Analistas afirmaram à revista The Guardian que, nas negociações, Pequim tentará prorrogar a trégua comercial em vigor, manter o acesso às tecnologias americanas e suspender ou revogar o endurecimento dos controles de exportação dos EUA. Em troca, poderiam ser oferecidos investimentos na economia americana, acordos com empresas ou um acordo comercial estável de longo prazo sobre o fornecimento de minerais de terras raras, o que constituiria uma licença geral para o acesso dos EUA a elementos de terras raras e ímãs de terras raras, com a condição de que não sejam utilizados para fins militares.

Taiwan

Trump e Xi também terão de discutir a questão de Taiwan, que tem uma administração própria desde 1949, enquanto a China a considera como uma parte inalienável de seu território e a maioria dos países, incluindo a Rússia e o Brasil, reconhece a ilha como parte integrante da República Popular da China.

Na véspera da visita, Pequim destacou que Taiwan continua sendo uma questão prioritária em suas relações com Washington. "A questão de Taiwan afeta os interesses fundamentais da China e constitui a primeira linha vermelha que não pode ser ultrapassada nas relações entre a China e os Estados Unidos", declarou o porta-voz do Ministério das Relações Exteriores da China, Lin Jian.

Alguns especialistas destacaram que a China poderia insistir para que o governo Trump modifique sua retórica oficial em relação a Taiwan, manifestando sua oposição à independência da ilha. Autoridades americanas, entre elas Mira Rapp-Hooper, que foi a principal assessora da Casa Branca para a região durante a presidência de Joe Biden, indicaram que uma mudança desse tipo na retórica é improvável, embora não tenham descartado a possibilidade de Trump fazer concessões a Xi nessa questão.

Possíveis resultados

Analistas divergem quanto aos possíveis resultados da visita de Trump à China.
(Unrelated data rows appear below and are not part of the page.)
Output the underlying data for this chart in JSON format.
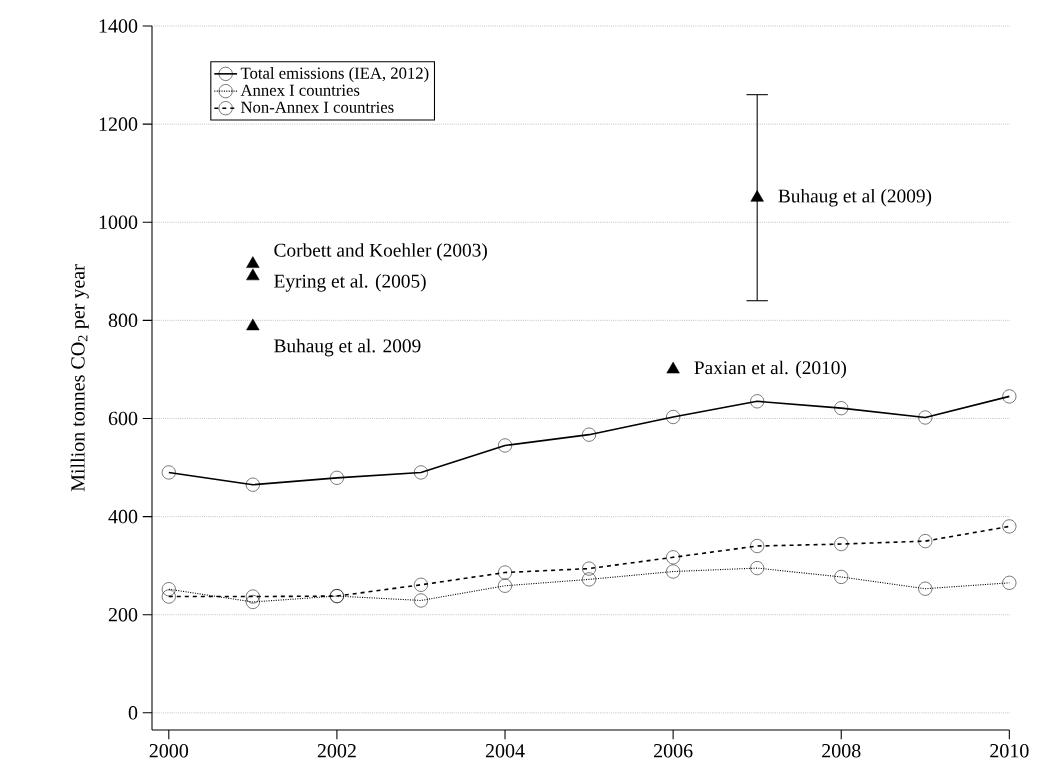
{
  "chart_data": {
    "type": "line",
    "ylabel": "Million tonnes CO$_{2}$ per year",
    "x": [
      2000,
      2001,
      2002,
      2003,
      2004,
      2005,
      2006,
      2007,
      2008,
      2009,
      2010
    ],
    "xlim": [
      1999.8,
      2010
    ],
    "ylim": [
      -35,
      1400
    ],
    "xticks": [
      2000,
      2002,
      2004,
      2006,
      2008,
      2010
    ],
    "yticks": [
      0,
      200,
      400,
      600,
      800,
      1000,
      1200,
      1400
    ],
    "grid": "y",
    "legend": "top left",
    "marker": "circle",
    "series": [
      {
        "name": "Total emissions (IEA, 2012)",
        "color": "#000000",
        "line_style": "solid",
        "values": [
          490,
          465,
          479,
          490,
          545,
          567,
          603,
          635,
          621,
          602,
          645
        ]
      },
      {
        "name": "Annex I countries",
        "color": "#000000",
        "line_style": "dotted",
        "values": [
          252,
          226,
          238,
          229,
          259,
          272,
          288,
          295,
          277,
          253,
          265
        ]
      },
      {
        "name": "Non-Annex I countries",
        "color": "#000000",
        "line_style": "dashed",
        "values": [
          237,
          237,
          238,
          261,
          286,
          294,
          317,
          340,
          344,
          350,
          380
        ]
      },
      {
        "name": "Corbett and Koehler (2003)",
        "type": "scatter",
        "marker": "triangle",
        "color": "#000000",
        "x": [
          2001
        ],
        "values": [
          915
        ]
      },
      {
        "name": "Eyring et al. (2005)",
        "type": "scatter",
        "marker": "triangle",
        "color": "#000000",
        "x": [
          2001
        ],
        "values": [
          890
        ]
      },
      {
        "name": "Buhaug et al. 2009",
        "type": "scatter",
        "marker": "triangle",
        "color": "#000000",
        "x": [
          2001
        ],
        "values": [
          788
        ]
      },
      {
        "name": "Paxian et al. (2010)",
        "type": "scatter",
        "marker": "triangle",
        "color": "#000000",
        "x": [
          2006
        ],
        "values": [
          700
        ]
      },
      {
        "name": "Buhaug et al (2009)",
        "type": "scatter",
        "marker": "triangle",
        "color": "#000000",
        "x": [
          2007
        ],
        "values": [
          1050
        ],
        "errors": [
          [
            840,
            1260
          ]
        ]
      }
    ]
  }
}
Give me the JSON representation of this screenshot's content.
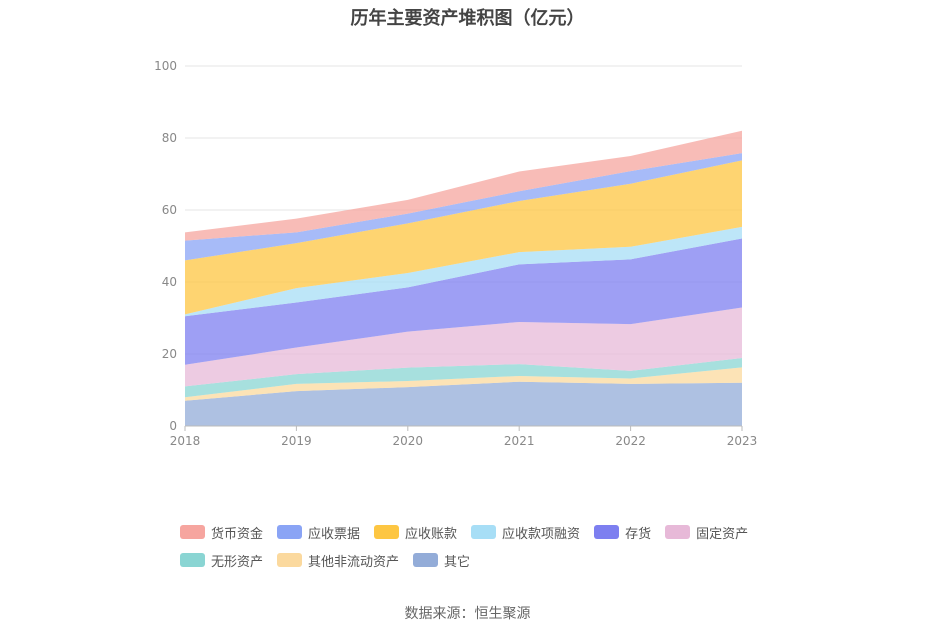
{
  "title": "历年主要资产堆积图（亿元）",
  "source": "数据来源：恒生聚源",
  "chart_data": {
    "type": "area",
    "stacked": true,
    "x": [
      "2018",
      "2019",
      "2020",
      "2021",
      "2022",
      "2023"
    ],
    "ylim": [
      0,
      100
    ],
    "yticks": [
      "0",
      "20",
      "40",
      "60",
      "80",
      "100"
    ],
    "grid": true,
    "legend_position": "bottom",
    "series": [
      {
        "name": "其它",
        "color": "#93acd8",
        "values": [
          7.0,
          9.7,
          10.8,
          12.3,
          11.7,
          12.0
        ]
      },
      {
        "name": "其他非流动资产",
        "color": "#fbd99e",
        "values": [
          1.0,
          2.0,
          1.7,
          1.6,
          1.5,
          4.3
        ]
      },
      {
        "name": "无形资产",
        "color": "#8ad5d3",
        "values": [
          3.0,
          2.7,
          3.7,
          3.3,
          2.1,
          2.6
        ]
      },
      {
        "name": "固定资产",
        "color": "#e7b9d8",
        "values": [
          6.0,
          7.4,
          10.0,
          11.7,
          13.0,
          14.0
        ]
      },
      {
        "name": "存货",
        "color": "#7d7ff0",
        "values": [
          13.5,
          12.5,
          12.3,
          16.0,
          18.0,
          19.2
        ]
      },
      {
        "name": "应收款项融资",
        "color": "#a7def6",
        "values": [
          0.5,
          4.0,
          4.0,
          3.4,
          3.5,
          3.2
        ]
      },
      {
        "name": "应收账款",
        "color": "#fdc642",
        "values": [
          15.0,
          12.5,
          13.8,
          14.2,
          17.5,
          18.5
        ]
      },
      {
        "name": "应收票据",
        "color": "#8aa4f5",
        "values": [
          5.5,
          3.0,
          2.7,
          2.7,
          3.5,
          2.0
        ]
      },
      {
        "name": "货币资金",
        "color": "#f6a59f",
        "values": [
          2.3,
          3.8,
          3.8,
          5.5,
          4.2,
          6.2
        ]
      }
    ]
  },
  "legend": [
    {
      "name": "货币资金",
      "color": "#f6a59f"
    },
    {
      "name": "应收票据",
      "color": "#8aa4f5"
    },
    {
      "name": "应收账款",
      "color": "#fdc642"
    },
    {
      "name": "应收款项融资",
      "color": "#a7def6"
    },
    {
      "name": "存货",
      "color": "#7d7ff0"
    },
    {
      "name": "固定资产",
      "color": "#e7b9d8"
    },
    {
      "name": "无形资产",
      "color": "#8ad5d3"
    },
    {
      "name": "其他非流动资产",
      "color": "#fbd99e"
    },
    {
      "name": "其它",
      "color": "#93acd8"
    }
  ]
}
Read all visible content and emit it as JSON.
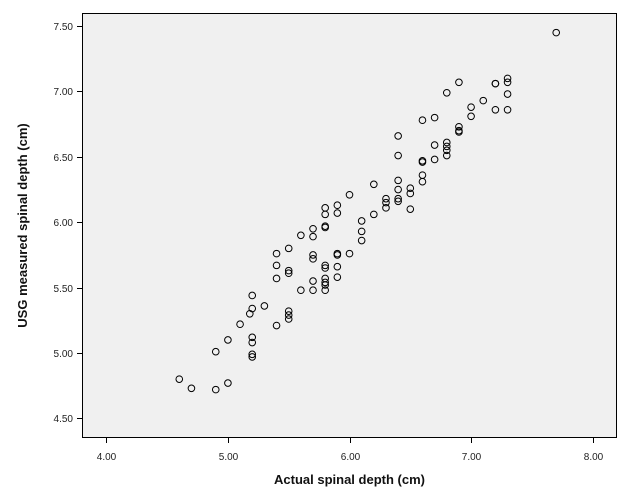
{
  "chart_data": {
    "type": "scatter",
    "title": "",
    "xlabel": "Actual spinal depth (cm)",
    "ylabel": "USG measured spinal depth (cm)",
    "xlim": [
      3.8,
      8.2
    ],
    "ylim": [
      4.35,
      7.6
    ],
    "x_ticks": [
      "4.00",
      "5.00",
      "6.00",
      "7.00",
      "8.00"
    ],
    "y_ticks": [
      "4.50",
      "5.00",
      "5.50",
      "6.00",
      "6.50",
      "7.00",
      "7.50"
    ],
    "grid": false,
    "colors": {
      "plot_bg": "#f0f0f0",
      "marker": "#000000",
      "frame": "#000000"
    },
    "marker": "hollow-circle",
    "points": [
      [
        4.6,
        4.8
      ],
      [
        4.7,
        4.73
      ],
      [
        4.9,
        4.72
      ],
      [
        4.9,
        5.01
      ],
      [
        5.0,
        4.77
      ],
      [
        5.0,
        5.1
      ],
      [
        5.1,
        5.22
      ],
      [
        5.2,
        5.44
      ],
      [
        5.2,
        5.34
      ],
      [
        5.2,
        5.12
      ],
      [
        5.2,
        5.08
      ],
      [
        5.2,
        4.99
      ],
      [
        5.2,
        4.97
      ],
      [
        5.18,
        5.3
      ],
      [
        5.3,
        5.36
      ],
      [
        5.4,
        5.76
      ],
      [
        5.4,
        5.67
      ],
      [
        5.4,
        5.57
      ],
      [
        5.4,
        5.21
      ],
      [
        5.5,
        5.8
      ],
      [
        5.5,
        5.63
      ],
      [
        5.5,
        5.61
      ],
      [
        5.5,
        5.32
      ],
      [
        5.5,
        5.29
      ],
      [
        5.5,
        5.26
      ],
      [
        5.6,
        5.9
      ],
      [
        5.6,
        5.48
      ],
      [
        5.7,
        5.95
      ],
      [
        5.7,
        5.89
      ],
      [
        5.7,
        5.75
      ],
      [
        5.7,
        5.72
      ],
      [
        5.7,
        5.55
      ],
      [
        5.7,
        5.48
      ],
      [
        5.8,
        6.11
      ],
      [
        5.8,
        6.06
      ],
      [
        5.8,
        5.97
      ],
      [
        5.8,
        5.96
      ],
      [
        5.8,
        5.67
      ],
      [
        5.8,
        5.65
      ],
      [
        5.8,
        5.57
      ],
      [
        5.8,
        5.54
      ],
      [
        5.8,
        5.52
      ],
      [
        5.8,
        5.48
      ],
      [
        5.9,
        6.13
      ],
      [
        5.9,
        6.07
      ],
      [
        5.9,
        5.76
      ],
      [
        5.9,
        5.75
      ],
      [
        5.9,
        5.66
      ],
      [
        5.9,
        5.58
      ],
      [
        6.0,
        6.21
      ],
      [
        6.0,
        5.76
      ],
      [
        6.1,
        6.01
      ],
      [
        6.1,
        5.93
      ],
      [
        6.1,
        5.86
      ],
      [
        6.2,
        6.29
      ],
      [
        6.2,
        6.06
      ],
      [
        6.3,
        6.18
      ],
      [
        6.3,
        6.15
      ],
      [
        6.3,
        6.11
      ],
      [
        6.4,
        6.66
      ],
      [
        6.4,
        6.51
      ],
      [
        6.4,
        6.32
      ],
      [
        6.4,
        6.25
      ],
      [
        6.4,
        6.18
      ],
      [
        6.4,
        6.16
      ],
      [
        6.5,
        6.26
      ],
      [
        6.5,
        6.22
      ],
      [
        6.5,
        6.1
      ],
      [
        6.6,
        6.78
      ],
      [
        6.6,
        6.47
      ],
      [
        6.6,
        6.46
      ],
      [
        6.6,
        6.36
      ],
      [
        6.6,
        6.31
      ],
      [
        6.7,
        6.8
      ],
      [
        6.7,
        6.59
      ],
      [
        6.7,
        6.48
      ],
      [
        6.8,
        6.99
      ],
      [
        6.8,
        6.61
      ],
      [
        6.8,
        6.58
      ],
      [
        6.8,
        6.55
      ],
      [
        6.8,
        6.51
      ],
      [
        6.9,
        7.07
      ],
      [
        6.9,
        6.73
      ],
      [
        6.9,
        6.7
      ],
      [
        6.9,
        6.69
      ],
      [
        7.0,
        6.88
      ],
      [
        7.0,
        6.81
      ],
      [
        7.1,
        6.93
      ],
      [
        7.2,
        7.06
      ],
      [
        7.2,
        7.06
      ],
      [
        7.2,
        6.86
      ],
      [
        7.3,
        7.1
      ],
      [
        7.3,
        7.07
      ],
      [
        7.3,
        6.98
      ],
      [
        7.3,
        6.86
      ],
      [
        7.7,
        7.45
      ]
    ]
  }
}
Drew Thompson, ex-diretor para a China, Taiwan e Mongólia no Gabinete do Secretário de Defesa e atualmente pesquisador na Universidade Tecnológica de Nanyang, em Cingapura, afirmou que se mostra "cético" quanto à possibilidade de se alcançarem resultados concretos na reunião. "A probabilidade de algo substancial surgir dessas conversas é praticamente nula", concordou com ele Allen Carlson, especialista em China da Universidade de Cornell.

Jonathan Sullivan, diretor de programas sobre a China no Instituto de Pesquisa Asiática da Universidade de Nottingham, afirmou que, diante das negociações, a China "encontra-se em uma posição bastante confortável", já que "superou a crise energética melhor do que, na minha opinião, muitos esperavam, e observa como os Estados Unidos são arrastados para o caos que eles mesmos criaram".

Alguns especialistas afirmaram que Trump está em uma posição vulnerável e que mesmo o anúncio de que a reunião foi um sucesso poderia causar, em vez de uma reação positiva por parte da opinião pública, apenas questionamentos sobre quais concessões o presidente americano fez para chegar a um entendimento com Pequim. "Na verdade, acredito que uma reunião muito positiva e bajuladora poderia ser, de certa forma, o pior resultado possível, porque assustaria o resto da região […] Se Pequim estiver muito satisfeita com o desenrolar da reunião, provavelmente será um sinal preocupante, de certa forma, para os Estados Unidos e nossa posição diante do futuro", afirmou Jonathan Czin, ex-especialista da CIA na China que agora trabalha na Brookings Institution.